What happened here was the client turned the tables on me. In an attempt to get me to forget their unprofessionalism and their inability to hold up their part of the deal, they tried to turn the tables on me, to make me look like the unprofessional so that their irresponsibility could be forgiven. The thing is though, that I have been doing this a long time, and I have been through almost everything a business person can go through in terms of client behaviour. And so I know, in my heart, who I am and what I am when it comes to my business. I know I am good at what I do, I know that I sometimes care too much, and I know that there are definitely people out there who will take

advantage of that, but I also know that there are some people who won't, some people are just so thankful for having the help. However, once money is exchanged, once one person is being paid for a service, the person doing the paying seems to become entitled - that because they are "giving" you their hard-earned money, they are somehow entitled to be treated a certain way, to get away with things they know they shouldn't, and to give unsolicited advice/knowledge/information that otherwise would not be warranted.

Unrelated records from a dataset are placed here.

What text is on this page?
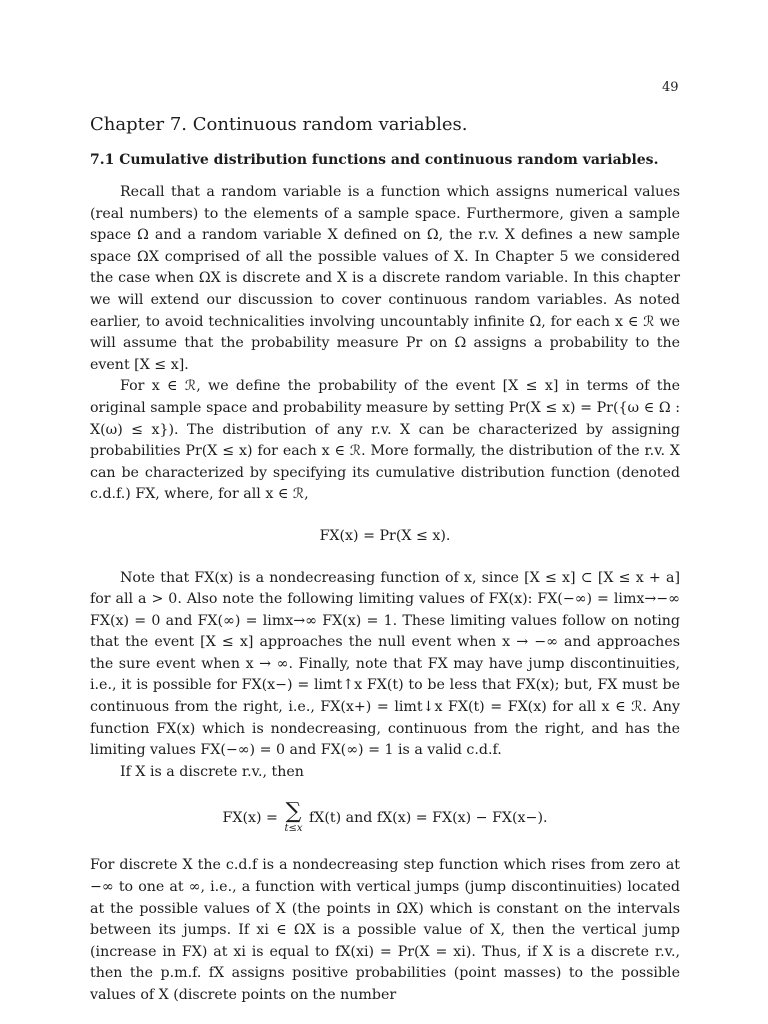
49
Chapter 7. Continuous random variables.
7.1 Cumulative distribution functions and continuous random variables.

Recall that a random variable is a function which assigns numerical values (real numbers) to the elements of a sample space. Furthermore, given a sample space Ω and a random variable X defined on Ω, the r.v. X defines a new sample space ΩX comprised of all the possible values of X. In Chapter 5 we considered the case when ΩX is discrete and X is a discrete random variable. In this chapter we will extend our discussion to cover continuous random variables. As noted earlier, to avoid technicalities involving uncountably infinite Ω, for each x ∈ ℛ we will assume that the probability measure Pr on Ω assigns a probability to the event [X ≤ x].

For x ∈ ℛ, we define the probability of the event [X ≤ x] in terms of the original sample space and probability measure by setting Pr(X ≤ x) = Pr({ω ∈ Ω : X(ω) ≤ x}). The distribution of any r.v. X can be characterized by assigning probabilities Pr(X ≤ x) for each x ∈ ℛ. More formally, the distribution of the r.v. X can be characterized by specifying its cumulative distribution function (denoted c.d.f.) FX, where, for all x ∈ ℛ,

FX(x) = Pr(X ≤ x).

Note that FX(x) is a nondecreasing function of x, since [X ≤ x] ⊂ [X ≤ x + a] for all a > 0. Also note the following limiting values of FX(x): FX(−∞) = limx→−∞ FX(x) = 0 and FX(∞) = limx→∞ FX(x) = 1. These limiting values follow on noting that the event [X ≤ x] approaches the null event when x → −∞ and approaches the sure event when x → ∞. Finally, note that FX may have jump discontinuities, i.e., it is possible for FX(x−) = limt↑x FX(t) to be less that FX(x); but, FX must be continuous from the right, i.e., FX(x+) = limt↓x FX(t) = FX(x) for all x ∈ ℛ. Any function FX(x) which is nondecreasing, continuous from the right, and has the limiting values FX(−∞) = 0 and FX(∞) = 1 is a valid c.d.f.

If X is a discrete r.v., then

FX(x) = ∑
t≤x
fX(t) and fX(x) = FX(x) − FX(x−).

For discrete X the c.d.f is a nondecreasing step function which rises from zero at −∞ to one at ∞, i.e., a function with vertical jumps (jump discontinuities) located at the possible values of X (the points in ΩX) which is constant on the intervals between its jumps. If xi ∈ ΩX is a possible value of X, then the vertical jump (increase in FX) at xi is equal to fX(xi) = Pr(X = xi). Thus, if X is a discrete r.v., then the p.m.f. fX assigns positive probabilities (point masses) to the possible values of X (discrete points on the number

Once money is exchanged, people's true colours come out, and that is one thing I have learned and carry with my throughout all my business dealings. And I know that - I recognize it and I accept it. I also know that when a client gets upset because the business person is drawing a line - insisting that the client follow proper policies or procedures, or the business person is asking to be paid for a service the client thinks they should get for free (because, we all know people LOVE doing things for free *insert eye roll here*), it is not the fault of the business person as the business person is simply following his or her own rules, it is actually the client being unable to recognize; that although you were joking and laughing the day before, the business person's policies have been violated and the business person then must insist that the policies be followed. The client becoming up in arms about it is them taking it personally - it's them feeling as though your response to their violation is a personal attack on them. They don't know how to handle it because they have never seen your business as a business, but more as a personal service. And everyone should know, when money is exchanged, unless that person to whom you are giving money is living in your home, there is no such thing as a personal service and the sooner people begin to realize this, the sooner their business dealings will improve. Otherwise, they will continually be stuck in a perpetual cycle of going on the attack and burning bridges.

And this is why I am choosing to write this article. Although it is different from the other unpersonal articles I have written in the past, for new business people who are starting up, it can be tough out there. People can be heartless and cruel, but the most important thing is to know who you are and what are you are as a business, and once you know this, no matter what a client throws at you, you will be able to handle. Just remember one thing: If you're going to allow yourself to develop a friendly relationship with a client, you need to have the willingness to still implement your policies and business practices when they are violated. And if you're going to develop a friendly relationship with a client, you must acknowledge that these clients are not practised in owning their own business and may not be as practised in knowing the line between business and personal, so when you then have to turn around and implement your policies, they will go up in arms about it and try to turn the tables on you. Thus, if you want to avoid all of that, the best thing for you to do is to always retain a business relationship and if the client refuses to read your signs and consistently steps over your boundaries, you either need to confront the problem or release them as your clients because at the end of the day, all this will bring is trouble. If boundaries are being blurred, other lines will be blurred as well. And the best type of business person is the type of business person who can predict and foresee issues from the beginning. So learn to read the signs and practice self-preservation. It's the only way to survive in this world.